Heman also has fun in more conventional ways. He is a member of the Woodson High School marching band on both flute and trombone. He plays basketball, reads voraciously (especially fantasy, although he has recently reread The Great Gatsby, which he describes as “a very good read”) and considers chess “the kind of thing that makes you turn off your brain and play”.

He credits his family, especially his parents, for laying the groundwork for his achievements. His mother, Muluemebet, is a teacher; His father, Wondwossen, is a human resources specialist at the U.S. Agency for International Development. The example of his sacrifice, coming to an unknown country to educate his children, imbued him with a love of learning and a commitment to pursue the improbable—or even the seemingly impossible. His parents and Rebecca are also not the only adults who accompany him on his long scientific journey. He is also assisted by Deborah Isabelle, his mentor from 3M.

“I was very lucky,” says Isabelle. “Last year was my first year participating as a mentor in the Young Scientist Challenge, and I was paired with Heman. He is an incredible young man, passionate and very inspiring.”

That doesn’t mean he doesn’t make mistakes – and Isabelle, for one, is there to catch him when he falls.

“At one point when he was making the soap, things didn’t work out as he expected,” she says. “So I asked him: what didn’t work? What did you do?

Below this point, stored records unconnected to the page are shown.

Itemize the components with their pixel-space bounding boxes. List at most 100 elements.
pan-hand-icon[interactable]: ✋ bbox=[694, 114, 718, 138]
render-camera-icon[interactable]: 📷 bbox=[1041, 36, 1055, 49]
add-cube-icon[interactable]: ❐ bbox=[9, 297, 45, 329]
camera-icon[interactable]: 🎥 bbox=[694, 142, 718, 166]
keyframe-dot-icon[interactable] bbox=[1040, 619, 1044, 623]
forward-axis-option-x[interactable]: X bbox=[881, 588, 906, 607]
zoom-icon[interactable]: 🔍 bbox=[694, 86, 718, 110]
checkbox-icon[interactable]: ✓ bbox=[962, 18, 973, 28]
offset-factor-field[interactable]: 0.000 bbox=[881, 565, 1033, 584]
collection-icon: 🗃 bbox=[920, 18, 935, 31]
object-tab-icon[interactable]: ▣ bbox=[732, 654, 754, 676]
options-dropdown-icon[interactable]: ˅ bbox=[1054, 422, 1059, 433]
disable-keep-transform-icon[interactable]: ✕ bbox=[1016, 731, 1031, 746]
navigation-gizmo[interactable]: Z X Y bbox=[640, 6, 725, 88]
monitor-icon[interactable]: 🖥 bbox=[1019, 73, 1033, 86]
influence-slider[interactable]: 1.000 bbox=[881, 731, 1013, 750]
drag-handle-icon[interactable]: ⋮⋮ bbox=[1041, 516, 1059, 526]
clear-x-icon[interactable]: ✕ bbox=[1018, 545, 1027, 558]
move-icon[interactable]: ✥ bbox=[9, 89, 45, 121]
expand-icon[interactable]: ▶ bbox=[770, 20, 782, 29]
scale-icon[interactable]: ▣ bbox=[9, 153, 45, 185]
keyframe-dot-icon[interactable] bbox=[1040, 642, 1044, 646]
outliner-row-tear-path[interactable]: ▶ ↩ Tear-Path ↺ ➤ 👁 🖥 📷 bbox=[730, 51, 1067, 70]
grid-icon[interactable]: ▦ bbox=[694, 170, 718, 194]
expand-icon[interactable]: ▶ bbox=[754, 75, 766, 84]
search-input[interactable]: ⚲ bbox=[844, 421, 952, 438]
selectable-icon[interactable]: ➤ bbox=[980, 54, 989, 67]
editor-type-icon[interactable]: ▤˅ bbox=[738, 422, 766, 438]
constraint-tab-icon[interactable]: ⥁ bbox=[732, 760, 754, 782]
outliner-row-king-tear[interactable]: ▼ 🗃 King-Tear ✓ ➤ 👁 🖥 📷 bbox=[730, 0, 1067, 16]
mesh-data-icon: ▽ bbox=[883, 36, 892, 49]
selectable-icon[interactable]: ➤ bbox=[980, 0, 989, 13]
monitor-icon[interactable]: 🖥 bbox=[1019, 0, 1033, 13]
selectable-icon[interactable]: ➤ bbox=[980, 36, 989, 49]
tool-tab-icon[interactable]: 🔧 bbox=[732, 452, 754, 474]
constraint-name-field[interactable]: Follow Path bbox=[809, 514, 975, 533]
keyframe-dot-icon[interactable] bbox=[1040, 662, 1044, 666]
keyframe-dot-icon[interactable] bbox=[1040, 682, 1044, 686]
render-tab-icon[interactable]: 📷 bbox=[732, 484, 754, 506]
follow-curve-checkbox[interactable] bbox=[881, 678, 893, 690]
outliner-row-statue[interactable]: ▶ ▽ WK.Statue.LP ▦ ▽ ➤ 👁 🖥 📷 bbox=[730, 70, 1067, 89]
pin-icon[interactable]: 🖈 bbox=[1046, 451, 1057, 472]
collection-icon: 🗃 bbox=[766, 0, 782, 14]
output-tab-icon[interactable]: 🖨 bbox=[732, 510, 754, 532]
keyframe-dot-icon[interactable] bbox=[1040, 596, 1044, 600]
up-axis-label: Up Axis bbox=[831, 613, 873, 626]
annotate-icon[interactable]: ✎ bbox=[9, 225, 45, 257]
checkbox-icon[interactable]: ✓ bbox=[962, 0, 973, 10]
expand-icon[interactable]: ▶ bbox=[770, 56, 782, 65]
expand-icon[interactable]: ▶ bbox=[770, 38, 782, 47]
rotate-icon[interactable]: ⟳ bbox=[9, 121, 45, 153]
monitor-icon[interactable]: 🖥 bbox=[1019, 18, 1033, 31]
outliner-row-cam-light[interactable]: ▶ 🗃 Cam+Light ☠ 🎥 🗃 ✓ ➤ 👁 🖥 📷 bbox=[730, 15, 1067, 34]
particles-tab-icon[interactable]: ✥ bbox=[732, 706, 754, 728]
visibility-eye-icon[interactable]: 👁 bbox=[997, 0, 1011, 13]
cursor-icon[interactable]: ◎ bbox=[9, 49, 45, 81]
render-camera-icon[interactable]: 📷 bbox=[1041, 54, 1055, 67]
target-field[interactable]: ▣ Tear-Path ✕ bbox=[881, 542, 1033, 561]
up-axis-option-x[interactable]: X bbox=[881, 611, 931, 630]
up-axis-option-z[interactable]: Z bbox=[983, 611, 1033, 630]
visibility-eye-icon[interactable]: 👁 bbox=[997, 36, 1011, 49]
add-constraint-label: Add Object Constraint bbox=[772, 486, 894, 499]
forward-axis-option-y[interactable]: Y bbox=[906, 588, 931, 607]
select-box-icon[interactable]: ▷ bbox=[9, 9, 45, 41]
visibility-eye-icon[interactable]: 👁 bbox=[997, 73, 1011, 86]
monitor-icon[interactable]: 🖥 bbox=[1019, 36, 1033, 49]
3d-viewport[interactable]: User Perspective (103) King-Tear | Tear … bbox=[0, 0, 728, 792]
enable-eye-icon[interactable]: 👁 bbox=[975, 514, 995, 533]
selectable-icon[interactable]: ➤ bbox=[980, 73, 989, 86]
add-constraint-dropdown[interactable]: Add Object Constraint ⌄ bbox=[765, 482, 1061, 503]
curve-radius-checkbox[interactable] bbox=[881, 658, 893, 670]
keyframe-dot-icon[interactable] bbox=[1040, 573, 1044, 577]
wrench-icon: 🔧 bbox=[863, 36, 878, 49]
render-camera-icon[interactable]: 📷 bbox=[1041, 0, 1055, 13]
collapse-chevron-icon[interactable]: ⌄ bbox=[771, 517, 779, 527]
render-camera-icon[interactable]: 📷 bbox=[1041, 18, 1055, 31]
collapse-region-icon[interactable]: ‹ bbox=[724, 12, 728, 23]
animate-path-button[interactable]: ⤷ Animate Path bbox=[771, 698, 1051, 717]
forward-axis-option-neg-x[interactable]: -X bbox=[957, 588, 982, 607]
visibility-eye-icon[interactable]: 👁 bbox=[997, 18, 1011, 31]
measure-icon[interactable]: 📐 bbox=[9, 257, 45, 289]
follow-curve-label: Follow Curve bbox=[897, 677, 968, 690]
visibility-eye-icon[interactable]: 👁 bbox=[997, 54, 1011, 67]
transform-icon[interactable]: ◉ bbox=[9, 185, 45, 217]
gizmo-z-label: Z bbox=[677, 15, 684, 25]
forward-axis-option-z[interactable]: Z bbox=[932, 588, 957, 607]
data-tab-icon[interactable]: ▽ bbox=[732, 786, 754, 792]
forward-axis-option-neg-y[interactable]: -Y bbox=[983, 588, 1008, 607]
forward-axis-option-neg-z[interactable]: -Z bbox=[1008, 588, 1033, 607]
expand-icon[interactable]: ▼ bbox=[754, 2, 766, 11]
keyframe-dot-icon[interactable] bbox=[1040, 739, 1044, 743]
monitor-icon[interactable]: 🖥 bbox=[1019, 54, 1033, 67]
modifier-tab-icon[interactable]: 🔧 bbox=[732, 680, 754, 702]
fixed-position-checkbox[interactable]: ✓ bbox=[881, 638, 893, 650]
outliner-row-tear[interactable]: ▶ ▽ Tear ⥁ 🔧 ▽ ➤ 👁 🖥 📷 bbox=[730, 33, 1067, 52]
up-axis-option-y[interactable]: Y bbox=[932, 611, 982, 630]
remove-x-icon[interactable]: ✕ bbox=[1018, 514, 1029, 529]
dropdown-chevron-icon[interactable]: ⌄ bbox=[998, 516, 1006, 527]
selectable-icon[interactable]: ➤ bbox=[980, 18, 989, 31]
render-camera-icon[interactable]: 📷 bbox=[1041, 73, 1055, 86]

And we talked about it, and he said, ‘Wow, I didn’t exactly follow the instructions.’ And then we had a conversation about it, and he was able to reach out and figure out some things and say, ‘OK, this is what I learned from this.'”

This kind of trial and error, Heman hopes, will lead to the day when his health-boosting soap can finally be used on early-stage cancers — including so-called stage 0 cancer, when there is only a small growth that has not yet existed. a lot of effect on the surface of the skin – and then in later stages, when it would be a complement to other treatments.

Despite all this, Heman remains humble about what he has achieved in just 15 years. “Anyone could do what I did,” he says. “I just had an idea. I worked on this idea and managed to bring it to life.” But he confesses that he also worries: scientific discoveries seem to be happening faster and faster – in medicine, in engineering, in artificial intelligence – and he worries that people may have reached a kind of saturation point.

“A lot of people have this mentality that everything has already been done, there’s nothing left for me to do,” he says. “For anyone who has this thought, [I’d say] we will never run out of ideas in this world. Keep inventing. Keep thinking of new ways to improve our world and make it a better place.”